I have done numerous things to aid in my healing journey. I joined local and online support groups, read books on infant loss, made a memorial website for my son, planted a beautiful garden in our yard dedicated to Matthew, got a tattoo that I designed of a heart with baby feet inside, with wings and a halo. I’ve spoken at support groups and counseled to newly bereaved parents. I traveled to Washington DC for the First Candle Stillbirth Symposium, and to Albany, NY to raise awareness and support of a Certificate of Birth Resulting in Stillbirth Bill in New York {It still hasn’t passed. Please visit www.cbrsbill.blogspot.com to get involved}. Most recently I volunteered for the Ministry of Consolation at my church. I hope to be a Companion to those that have lost babies and young children, and to walk with them through the planning of the Funeral Mass and as a peer support afterwards.

By far, the largest and most wide reaching component of my healing journey has been my business, www.MyForeverChild.com Since starting it six years ago, I have been able to personally touch and bring a bit of comfort to thousands of people that are mourning the death of their child(ren). I am able to give of myself and donate to charities on a much greater scale than I am able to do on my own. It is in helping and blessing others that I’ve found the greatest healing along my own journey. It makes me feel that the little boy I gave birth to made a lasting impact on the world he wasn’t able to live in.

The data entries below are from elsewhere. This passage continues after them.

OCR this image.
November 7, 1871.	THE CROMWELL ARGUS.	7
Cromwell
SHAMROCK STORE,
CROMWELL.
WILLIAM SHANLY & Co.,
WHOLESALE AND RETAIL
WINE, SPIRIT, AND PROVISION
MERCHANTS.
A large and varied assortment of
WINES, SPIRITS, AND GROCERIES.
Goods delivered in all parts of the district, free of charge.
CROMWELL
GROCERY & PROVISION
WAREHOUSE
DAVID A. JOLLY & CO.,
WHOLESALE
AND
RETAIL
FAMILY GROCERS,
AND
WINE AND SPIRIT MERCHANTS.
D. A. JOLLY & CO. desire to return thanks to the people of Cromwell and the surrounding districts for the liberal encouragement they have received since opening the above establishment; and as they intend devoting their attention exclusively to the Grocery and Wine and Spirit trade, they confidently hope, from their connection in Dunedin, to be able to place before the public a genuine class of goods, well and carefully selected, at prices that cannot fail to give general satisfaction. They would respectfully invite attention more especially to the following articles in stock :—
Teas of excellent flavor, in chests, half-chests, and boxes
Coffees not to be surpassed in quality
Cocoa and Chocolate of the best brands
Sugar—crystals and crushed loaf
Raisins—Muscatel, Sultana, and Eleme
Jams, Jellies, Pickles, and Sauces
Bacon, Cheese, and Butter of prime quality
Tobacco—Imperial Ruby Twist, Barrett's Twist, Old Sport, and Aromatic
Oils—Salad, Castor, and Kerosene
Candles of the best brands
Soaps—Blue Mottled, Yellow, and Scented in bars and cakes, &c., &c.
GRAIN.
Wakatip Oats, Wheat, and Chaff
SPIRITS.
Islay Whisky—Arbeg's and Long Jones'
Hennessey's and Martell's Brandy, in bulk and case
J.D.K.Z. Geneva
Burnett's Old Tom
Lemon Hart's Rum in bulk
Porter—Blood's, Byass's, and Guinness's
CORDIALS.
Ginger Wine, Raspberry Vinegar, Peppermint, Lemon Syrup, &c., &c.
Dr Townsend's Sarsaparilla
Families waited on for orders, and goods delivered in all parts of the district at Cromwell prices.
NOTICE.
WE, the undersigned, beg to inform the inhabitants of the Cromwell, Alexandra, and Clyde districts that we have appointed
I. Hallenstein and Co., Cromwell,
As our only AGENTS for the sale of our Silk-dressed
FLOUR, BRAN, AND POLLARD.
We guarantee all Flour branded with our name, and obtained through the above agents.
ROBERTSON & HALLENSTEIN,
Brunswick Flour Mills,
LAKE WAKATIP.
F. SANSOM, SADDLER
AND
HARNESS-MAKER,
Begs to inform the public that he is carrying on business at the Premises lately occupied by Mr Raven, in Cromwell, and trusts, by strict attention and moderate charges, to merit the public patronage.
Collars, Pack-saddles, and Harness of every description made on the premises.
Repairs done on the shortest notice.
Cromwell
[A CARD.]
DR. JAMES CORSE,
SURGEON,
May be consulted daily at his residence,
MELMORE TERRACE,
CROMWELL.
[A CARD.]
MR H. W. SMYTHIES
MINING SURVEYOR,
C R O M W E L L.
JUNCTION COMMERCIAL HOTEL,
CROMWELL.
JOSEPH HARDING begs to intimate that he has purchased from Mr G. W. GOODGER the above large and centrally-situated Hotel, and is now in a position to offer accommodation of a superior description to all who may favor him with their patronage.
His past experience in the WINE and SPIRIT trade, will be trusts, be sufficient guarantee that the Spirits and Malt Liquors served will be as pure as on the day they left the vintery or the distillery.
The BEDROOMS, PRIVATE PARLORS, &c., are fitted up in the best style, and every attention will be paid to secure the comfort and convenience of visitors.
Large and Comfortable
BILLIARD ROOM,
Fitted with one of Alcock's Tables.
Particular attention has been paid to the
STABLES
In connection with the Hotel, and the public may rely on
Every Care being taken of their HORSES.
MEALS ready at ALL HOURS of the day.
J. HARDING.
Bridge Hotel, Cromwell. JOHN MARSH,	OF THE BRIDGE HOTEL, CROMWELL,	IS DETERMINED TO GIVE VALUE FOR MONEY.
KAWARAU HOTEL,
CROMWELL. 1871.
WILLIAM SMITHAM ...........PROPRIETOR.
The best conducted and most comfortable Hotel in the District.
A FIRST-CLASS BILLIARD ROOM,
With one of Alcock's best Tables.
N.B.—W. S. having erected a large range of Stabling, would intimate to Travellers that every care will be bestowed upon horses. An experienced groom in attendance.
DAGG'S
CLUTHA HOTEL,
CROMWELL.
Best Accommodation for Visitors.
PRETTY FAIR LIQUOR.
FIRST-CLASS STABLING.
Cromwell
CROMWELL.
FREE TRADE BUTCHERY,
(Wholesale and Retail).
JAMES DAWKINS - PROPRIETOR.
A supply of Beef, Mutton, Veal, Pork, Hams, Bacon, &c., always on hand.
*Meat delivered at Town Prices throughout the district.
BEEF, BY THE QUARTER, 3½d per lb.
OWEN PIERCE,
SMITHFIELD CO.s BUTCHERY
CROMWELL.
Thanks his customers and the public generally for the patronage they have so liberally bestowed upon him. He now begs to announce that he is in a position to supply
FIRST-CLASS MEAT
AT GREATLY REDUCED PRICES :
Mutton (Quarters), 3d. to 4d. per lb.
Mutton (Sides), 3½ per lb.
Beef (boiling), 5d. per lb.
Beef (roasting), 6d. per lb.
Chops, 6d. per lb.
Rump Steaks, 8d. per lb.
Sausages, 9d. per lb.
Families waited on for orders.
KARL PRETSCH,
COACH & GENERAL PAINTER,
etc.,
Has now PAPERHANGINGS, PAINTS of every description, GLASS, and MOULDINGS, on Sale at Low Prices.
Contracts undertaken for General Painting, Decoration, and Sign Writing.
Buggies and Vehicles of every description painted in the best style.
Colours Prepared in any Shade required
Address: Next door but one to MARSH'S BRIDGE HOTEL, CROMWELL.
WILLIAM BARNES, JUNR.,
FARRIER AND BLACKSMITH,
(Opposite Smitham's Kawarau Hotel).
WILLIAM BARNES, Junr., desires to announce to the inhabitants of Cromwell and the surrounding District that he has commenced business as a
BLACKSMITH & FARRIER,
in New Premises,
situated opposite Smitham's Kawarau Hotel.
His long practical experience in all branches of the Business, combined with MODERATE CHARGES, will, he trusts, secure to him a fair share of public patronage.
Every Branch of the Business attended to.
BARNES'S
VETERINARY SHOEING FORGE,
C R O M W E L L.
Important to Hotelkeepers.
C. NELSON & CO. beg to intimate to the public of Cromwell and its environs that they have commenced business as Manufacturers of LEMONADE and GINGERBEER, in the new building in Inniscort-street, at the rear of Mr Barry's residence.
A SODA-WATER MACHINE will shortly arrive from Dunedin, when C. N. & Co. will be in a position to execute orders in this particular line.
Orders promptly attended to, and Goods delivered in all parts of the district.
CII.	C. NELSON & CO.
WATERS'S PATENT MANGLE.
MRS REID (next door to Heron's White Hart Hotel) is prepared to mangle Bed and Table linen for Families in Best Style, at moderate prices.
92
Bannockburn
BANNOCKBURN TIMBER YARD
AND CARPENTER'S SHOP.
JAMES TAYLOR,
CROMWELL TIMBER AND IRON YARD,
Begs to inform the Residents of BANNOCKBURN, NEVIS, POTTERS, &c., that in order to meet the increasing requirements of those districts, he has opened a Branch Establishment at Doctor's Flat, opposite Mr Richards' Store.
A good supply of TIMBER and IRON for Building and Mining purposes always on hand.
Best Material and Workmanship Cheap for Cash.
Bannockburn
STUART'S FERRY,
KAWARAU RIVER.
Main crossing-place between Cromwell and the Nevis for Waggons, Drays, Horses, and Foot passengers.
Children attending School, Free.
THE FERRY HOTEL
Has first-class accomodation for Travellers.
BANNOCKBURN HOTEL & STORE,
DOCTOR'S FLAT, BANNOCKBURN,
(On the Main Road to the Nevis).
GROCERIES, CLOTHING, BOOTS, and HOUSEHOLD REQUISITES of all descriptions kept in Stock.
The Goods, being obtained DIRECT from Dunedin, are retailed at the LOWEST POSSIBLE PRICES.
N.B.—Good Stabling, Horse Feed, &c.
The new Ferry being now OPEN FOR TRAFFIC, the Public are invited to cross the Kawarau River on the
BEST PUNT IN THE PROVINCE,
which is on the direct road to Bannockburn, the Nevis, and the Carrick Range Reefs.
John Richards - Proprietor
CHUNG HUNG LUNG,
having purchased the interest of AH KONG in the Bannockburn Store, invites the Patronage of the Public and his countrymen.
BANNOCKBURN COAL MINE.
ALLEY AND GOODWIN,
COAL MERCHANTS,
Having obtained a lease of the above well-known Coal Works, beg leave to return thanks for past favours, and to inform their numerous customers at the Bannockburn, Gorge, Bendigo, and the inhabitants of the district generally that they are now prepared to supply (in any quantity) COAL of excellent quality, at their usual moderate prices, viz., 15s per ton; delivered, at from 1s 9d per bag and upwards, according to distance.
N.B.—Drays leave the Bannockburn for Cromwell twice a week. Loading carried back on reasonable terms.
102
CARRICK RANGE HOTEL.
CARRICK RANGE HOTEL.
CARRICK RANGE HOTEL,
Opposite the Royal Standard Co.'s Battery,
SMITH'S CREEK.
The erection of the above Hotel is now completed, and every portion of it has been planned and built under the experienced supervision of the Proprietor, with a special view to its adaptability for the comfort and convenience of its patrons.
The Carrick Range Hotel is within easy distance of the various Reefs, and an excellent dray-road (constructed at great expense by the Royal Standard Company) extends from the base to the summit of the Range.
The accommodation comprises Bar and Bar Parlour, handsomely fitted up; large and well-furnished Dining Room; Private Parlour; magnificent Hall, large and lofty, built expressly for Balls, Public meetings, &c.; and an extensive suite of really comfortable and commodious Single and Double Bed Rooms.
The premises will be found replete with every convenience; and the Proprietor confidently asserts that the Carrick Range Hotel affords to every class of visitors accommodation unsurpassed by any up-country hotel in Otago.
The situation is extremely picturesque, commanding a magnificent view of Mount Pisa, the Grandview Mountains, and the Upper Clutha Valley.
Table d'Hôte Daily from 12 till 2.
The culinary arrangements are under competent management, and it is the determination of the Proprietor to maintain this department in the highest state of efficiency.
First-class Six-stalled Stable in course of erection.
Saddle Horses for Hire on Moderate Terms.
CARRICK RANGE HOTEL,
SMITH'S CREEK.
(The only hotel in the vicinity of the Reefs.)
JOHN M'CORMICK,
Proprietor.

Susan blogs at http://www.myforeverchild.blogspot.com
You can visit her Facebook page at http://www.facebook.com/myforeverchild
and her website at http://www.myforeverchild.com
You can view her Story of Hope here.

6 comments:

Trena said...

((hugs)) This made me cry. I am so sorry for the loss of your sweet boy. ♥ My Forever Child is absolutely amazing and you are such an inspiration. I have a bracelet from MFC that love dearly. Thank you.

Lacy Sanchez said...

Your story made me cry. I am very sorry for your loss. I know that there is nothing that I can say or do to ease your pain. I am here for you any time you want to talk or need a shoulder and i want to thank you for sharing matthew with us. You are an amazing woman. Big hugs and lots of love to you

Anonymous said...

Thank you for sharing your story. My story is similar. I lost a son in 2008 at 21 weeks. I have a blood clotting disorder called MTHFR, which is similar to Factor V. I had partial abruptions with all of my pregnancies (2 before the loss and 1 after). Although with my last pregnancy, I was on Lovenox to help prevent the clotting. (We didn't know I had the clotting disorder until after we lost our son.) You made a necklace that I ordered for my husband and he cherishes it. One day I'll get one for myself. I feel like I went through a year of hell on earth after we lost him. With counseling, a little medication, and a fourth successful pregnancy, I came through. Thank you so much.

Danielle said...

Susan, I'm am utterly in tears reading your story. I believe we have met in person too at a Walk to Remember in Eisenhower Park 2-3 years ago, I remember your set up of jewelry. I'm so sorry for your loss of Matthew but your courage and strenght have made a wonderful outlet to help other moms and dads in their grief. Thank you for that. I also lost a baby to stillbirth, and I'm also a NY State resident fighting with you for the CBRS bill. Thank you again for sharing your story. I have shared my story here too. I'm face 1038.

Rachel Weber said...

Susan, Thanks for sharing your amazing story with all of us. Your strength and healing is an inspiration to alot of people i'm sure. For you to go to one of life's most devastating losses and to turn around and build an amazing company that helps others is truely amazing. I have not lost a child but I do know people who have and when I sent them the link for your business they were so thankful! Thanks for sharing Your story and for telling us about your lil Angel Matthew! God Bless You and Your Family!

Rachel Danekas Weber

Holly said...

I so wish that Matthew were here with you. :(

I can see (and have experienced!) the impact of the work that you do through My Forever Child and I have no doubt that you do the same through what you do locally. God is using you to do many great things!! I am sure Matthew is so proud of his mommy!